In order to achieve this I trained the yolov5-object-detection-algorithm [1] with a custom dataset of images of Guitars, Drums, Keyboards, Microphones and Saxophones using fifty one and open images [2] Graphs displaying the training development on training and validation data set over 40 epochs. The training took about 6 hours.
I cleaned and prepared the resulting detection data using Pandas.

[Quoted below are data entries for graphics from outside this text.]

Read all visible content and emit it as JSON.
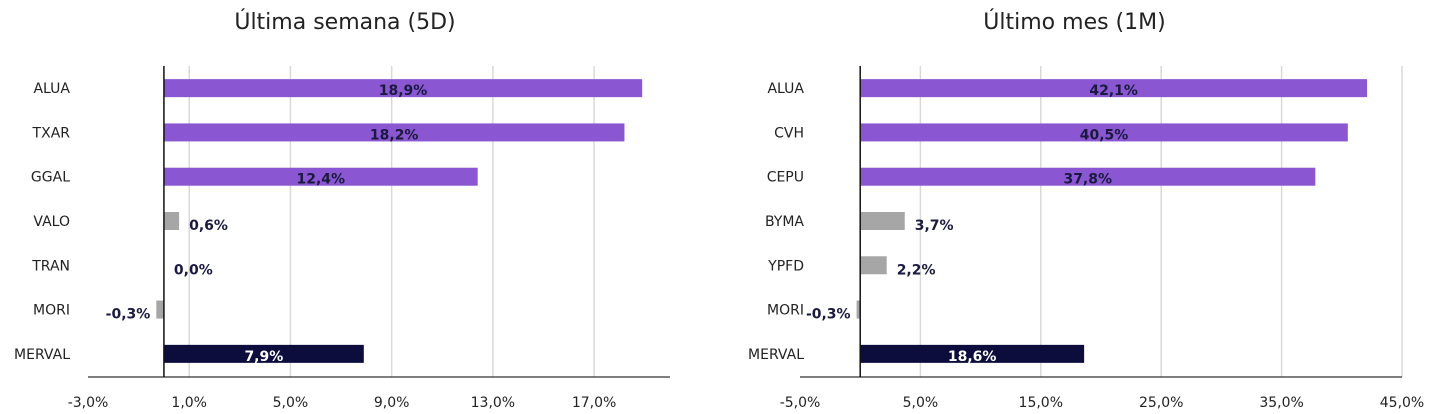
{
  "chart_data": [
    {
      "type": "bar",
      "orientation": "horizontal",
      "title": "Última semana (5D)",
      "categories": [
        "ALUA",
        "TXAR",
        "GGAL",
        "VALO",
        "TRAN",
        "MORI",
        "MERVAL"
      ],
      "values": [
        18.9,
        18.2,
        12.4,
        0.6,
        0.0,
        -0.3,
        7.9
      ],
      "value_labels": [
        "18,9%",
        "18,2%",
        "12,4%",
        "0,6%",
        "0,0%",
        "-0,3%",
        "7,9%"
      ],
      "bar_colors": [
        "#8a56d1",
        "#8a56d1",
        "#8a56d1",
        "#a6a6a6",
        "#a6a6a6",
        "#a6a6a6",
        "#0c0c3d"
      ],
      "xlim": [
        -3.0,
        20.0
      ],
      "x_ticks": [
        -3.0,
        1.0,
        5.0,
        9.0,
        13.0,
        17.0
      ],
      "x_tick_labels": [
        "-3,0%",
        "1,0%",
        "5,0%",
        "9,0%",
        "13,0%",
        "17,0%"
      ],
      "grid": true,
      "legend": "none"
    },
    {
      "type": "bar",
      "orientation": "horizontal",
      "title": "Último mes (1M)",
      "categories": [
        "ALUA",
        "CVH",
        "CEPU",
        "BYMA",
        "YPFD",
        "MORI",
        "MERVAL"
      ],
      "values": [
        42.1,
        40.5,
        37.8,
        3.7,
        2.2,
        -0.3,
        18.6
      ],
      "value_labels": [
        "42,1%",
        "40,5%",
        "37,8%",
        "3,7%",
        "2,2%",
        "-0,3%",
        "18,6%"
      ],
      "bar_colors": [
        "#8a56d1",
        "#8a56d1",
        "#8a56d1",
        "#a6a6a6",
        "#a6a6a6",
        "#a6a6a6",
        "#0c0c3d"
      ],
      "xlim": [
        -5.0,
        45.0
      ],
      "x_ticks": [
        -5.0,
        5.0,
        15.0,
        25.0,
        35.0,
        45.0
      ],
      "x_tick_labels": [
        "-5,0%",
        "5,0%",
        "15,0%",
        "25,0%",
        "35,0%",
        "45,0%"
      ],
      "grid": true,
      "legend": "none"
    }
  ],
  "colors": {
    "purple": "#8a56d1",
    "gray": "#a6a6a6",
    "navy": "#0c0c3d",
    "label_dark": "#1a1a40",
    "label_light": "#ffffff"
  }
}
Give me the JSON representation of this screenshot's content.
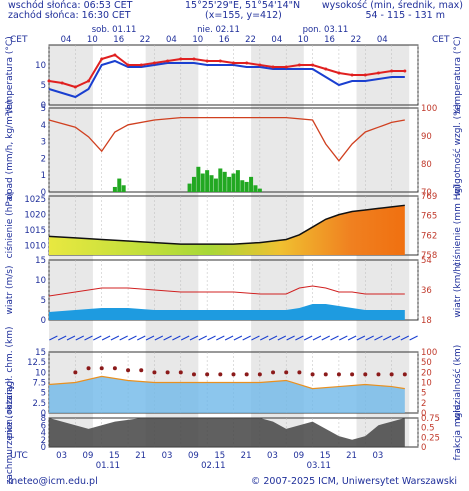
{
  "header": {
    "sunrise": "wschód słońca: 06:53 CET",
    "sunset": "zachód słońca: 16:30 CET",
    "coords": "15°25'29\"E, 51°54'14\"N",
    "grid": "(x=155, y=412)",
    "height_title": "wysokość (min, średnik, max)",
    "height_values": "54 - 115 - 131 m",
    "tz_left": "CET",
    "tz_right": "CET",
    "utc": "UTC"
  },
  "footer": {
    "email": "meteo@icm.edu.pl",
    "copyright": "© 2007-2025 ICM, Uniwersytet Warszawski"
  },
  "colors": {
    "axis": "#1f2f9a",
    "grid_shade": "#d8d8d8",
    "temp_red": "#e02020",
    "temp_blue": "#1a3fd0",
    "humidity": "#d04020",
    "precip": "#22a822",
    "wind_fill": "#1e9be0",
    "gust": "#d02020",
    "vis_fill": "#6fb8e8",
    "cloud_dark": "#444444"
  },
  "chart_data": [
    {
      "type": "line",
      "panel": "temperatura",
      "ylabel": "temperatura (°C)",
      "ylabel_right": "temperatura (°C)",
      "ylim": [
        0,
        15
      ],
      "yticks": [
        0,
        5,
        10
      ],
      "x": [
        0,
        3,
        6,
        9,
        12,
        15,
        18,
        21,
        24,
        27,
        30,
        33,
        36,
        39,
        42,
        45,
        48,
        51,
        54,
        57,
        60,
        63,
        66,
        69,
        72,
        75,
        78,
        81
      ],
      "series": [
        {
          "values": [
            6,
            5.5,
            4.5,
            6,
            11.5,
            12.5,
            10,
            10,
            10.5,
            11,
            11.5,
            11.5,
            11,
            11,
            10.5,
            10.5,
            10,
            9.5,
            9.5,
            10,
            10,
            9,
            8,
            7.5,
            7.5,
            8,
            8.5,
            8.5
          ]
        },
        {
          "values": [
            4,
            3,
            2,
            4,
            10,
            11,
            9.5,
            9.5,
            10,
            10.5,
            10.5,
            10.5,
            10,
            10,
            10,
            9.5,
            9.5,
            9,
            9,
            9,
            9,
            7,
            5,
            6,
            6,
            6.5,
            7,
            7
          ]
        }
      ]
    },
    {
      "type": "bar",
      "panel": "opad",
      "ylabel": "opad (mm/h, kg/m²/h)",
      "ylabel_right": "wilgotność wzgl. (%)",
      "ylim": [
        0,
        5
      ],
      "yticks": [
        0,
        1,
        2,
        3,
        4,
        5
      ],
      "yticks_right": [
        70,
        80,
        90,
        100
      ],
      "precip_x": [
        15,
        16,
        17,
        32,
        33,
        34,
        35,
        36,
        37,
        38,
        39,
        40,
        41,
        42,
        43,
        44,
        45,
        46,
        47,
        48
      ],
      "precip_values": [
        0.3,
        0.8,
        0.4,
        0.5,
        0.9,
        1.5,
        1.1,
        1.3,
        1.0,
        0.8,
        1.4,
        1.2,
        0.9,
        1.1,
        1.3,
        0.7,
        0.6,
        0.9,
        0.4,
        0.2
      ],
      "humidity_x": [
        0,
        6,
        9,
        12,
        15,
        18,
        24,
        30,
        36,
        42,
        48,
        54,
        60,
        63,
        66,
        69,
        72,
        75,
        78,
        81
      ],
      "humidity_values": [
        95,
        92,
        88,
        82,
        90,
        93,
        95,
        96,
        96,
        96,
        96,
        96,
        95,
        85,
        78,
        85,
        90,
        92,
        94,
        95
      ]
    },
    {
      "type": "area",
      "panel": "ciśnienie",
      "ylabel": "ciśnienie (hPa)",
      "ylabel_right": "ciśnienie (mm Hg)",
      "ylim": [
        1007,
        1026
      ],
      "yticks": [
        1010,
        1015,
        1020,
        1025
      ],
      "yticks_right": [
        758,
        762,
        765,
        769
      ],
      "x": [
        0,
        6,
        12,
        18,
        24,
        30,
        36,
        42,
        48,
        54,
        57,
        60,
        63,
        66,
        69,
        72,
        75,
        78,
        81
      ],
      "values": [
        1013,
        1012.5,
        1012,
        1011.5,
        1011,
        1010.5,
        1010.5,
        1010.5,
        1011,
        1012,
        1013.5,
        1016,
        1018.5,
        1020,
        1021,
        1021.5,
        1022,
        1022.5,
        1023
      ]
    },
    {
      "type": "area",
      "panel": "wiatr",
      "ylabel": "wiatr (m/s)",
      "ylabel_right": "wiatr (km/h)",
      "ylim": [
        0,
        15
      ],
      "yticks": [
        0,
        5,
        10,
        15
      ],
      "yticks_right": [
        18,
        36,
        54
      ],
      "x": [
        0,
        6,
        12,
        18,
        24,
        30,
        36,
        42,
        48,
        54,
        57,
        60,
        63,
        66,
        69,
        72,
        75,
        78,
        81
      ],
      "wind": [
        2,
        2.5,
        3,
        3,
        2.5,
        2.5,
        2.5,
        2.5,
        2.5,
        2.5,
        3,
        4,
        4,
        3.5,
        3,
        2.5,
        2.5,
        2.5,
        2.5
      ],
      "gust": [
        6,
        7,
        8,
        8,
        7.5,
        7,
        7,
        7,
        6.5,
        6.5,
        8,
        8.5,
        8,
        7,
        7,
        6.5,
        6.5,
        6.5,
        6.5
      ]
    },
    {
      "type": "scatter",
      "panel": "widzialność",
      "ylabel": "pion. rozciągł. chm. (km)",
      "ylabel_right": "widzialność (km)",
      "ylim": [
        0,
        15
      ],
      "yticks": [
        0,
        2.5,
        5,
        7.5,
        10,
        12.5,
        15
      ],
      "yticks_right": [
        0,
        2,
        5,
        10,
        20,
        50,
        100
      ],
      "vis_x": [
        0,
        6,
        12,
        18,
        24,
        30,
        36,
        42,
        48,
        54,
        60,
        66,
        72,
        78,
        81
      ],
      "vis_values": [
        7,
        7.5,
        9,
        8,
        7.5,
        7.5,
        7.5,
        7.5,
        7.5,
        8,
        6,
        6.5,
        7,
        6.5,
        6
      ],
      "cloud_top_x": [
        6,
        9,
        12,
        15,
        18,
        21,
        24,
        27,
        30,
        33,
        36,
        39,
        42,
        45,
        48,
        51,
        54,
        57,
        60,
        63,
        66,
        69,
        72,
        75,
        78,
        81
      ],
      "cloud_top_values": [
        10,
        11,
        11,
        11,
        10.5,
        10.5,
        10,
        10,
        10,
        9.5,
        9.5,
        9.5,
        9.5,
        9.5,
        9.5,
        10,
        10,
        10,
        9.5,
        9.5,
        9.5,
        9.5,
        9.5,
        9.5,
        9.5,
        9.5
      ]
    },
    {
      "type": "area",
      "panel": "zachmurzenie",
      "ylabel": "zachmurzenie (oktany)",
      "ylabel_right": "frakcja mgła",
      "ylim": [
        0,
        8
      ],
      "yticks": [
        0,
        2,
        4,
        6,
        8
      ],
      "yticks_right": [
        0,
        0.25,
        0.5,
        0.75
      ],
      "x": [
        0,
        3,
        6,
        9,
        12,
        15,
        18,
        21,
        24,
        27,
        30,
        33,
        36,
        39,
        42,
        45,
        48,
        51,
        54,
        57,
        60,
        63,
        66,
        69,
        72,
        75,
        78,
        81
      ],
      "values": [
        8,
        7,
        6,
        5,
        6,
        7,
        7.5,
        8,
        8,
        8,
        8,
        8,
        8,
        8,
        8,
        8,
        8,
        7,
        5,
        6,
        7,
        5,
        3,
        2,
        3,
        6,
        7,
        8
      ]
    }
  ],
  "time_axis": {
    "top_hours": [
      "04",
      "10",
      "16",
      "22",
      "04",
      "10",
      "16",
      "22",
      "04",
      "10",
      "16",
      "22",
      "04"
    ],
    "bottom_hours": [
      "03",
      "09",
      "15",
      "21",
      "03",
      "09",
      "15",
      "21",
      "03",
      "09",
      "15",
      "21",
      "03"
    ],
    "top_days": [
      "sob. 01.11",
      "nie. 02.11",
      "pon. 03.11"
    ],
    "bottom_days": [
      "01.11",
      "02.11",
      "03.11"
    ]
  }
}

exemplary cleaned and prepared detection data set
Finally I created a TouchDesigner-patch doing the cutting based on the detection data:
excerpt of TouchDesigner-patch
There are many ways to improve the project: First, the training should be repeated using more labeled images. Until now I used about 1000 images per object class. Even more important would be to introduce background data without any labeled objects to the training data set. The current model detects objects where in fact aren't any. Especially "musical keyboard" responses to a lot of nonsense. In general a deeper understanding of what it is that I was actually doing would be helpful. Second, The data preperation and cleaning could be done more meticulously. In order to simplify the process I ignored cases in which more than one object per frame was detected. I would need to figure out how to deal with a) different classes are detected in one frame and b) several instances of the same object are detected in the same frame. Third, The cutting and editing in TouchDesigner was provisional. Maybe I should consider achieving the same using ffmpeg or something similar, since it is not really necessary to operate in realtime. Fourth, I should try to increase the amount of videos from top10 to maybe top100 to investigate how the effect of it changes. The current version contains long breaks and "wrong" scenes (which don't contain any instrument) which makes it hard to even understand the supertcut approach at all. Fifth, I should reconsider my choice of detection classes. Or more in general substantiate the motivation of my supercut. Which are typical tropes and ideological references in music videos of 1990 that I want to draw the viewer/listener attention to? Sixth, are there other ways of contextualizing the supercut like composition or installation?
The Essential Mathias Reim
MR's hit single from 1990 in a nutshell: "ich", a decent amount of "nicht" paired with a tiny dash of "dich".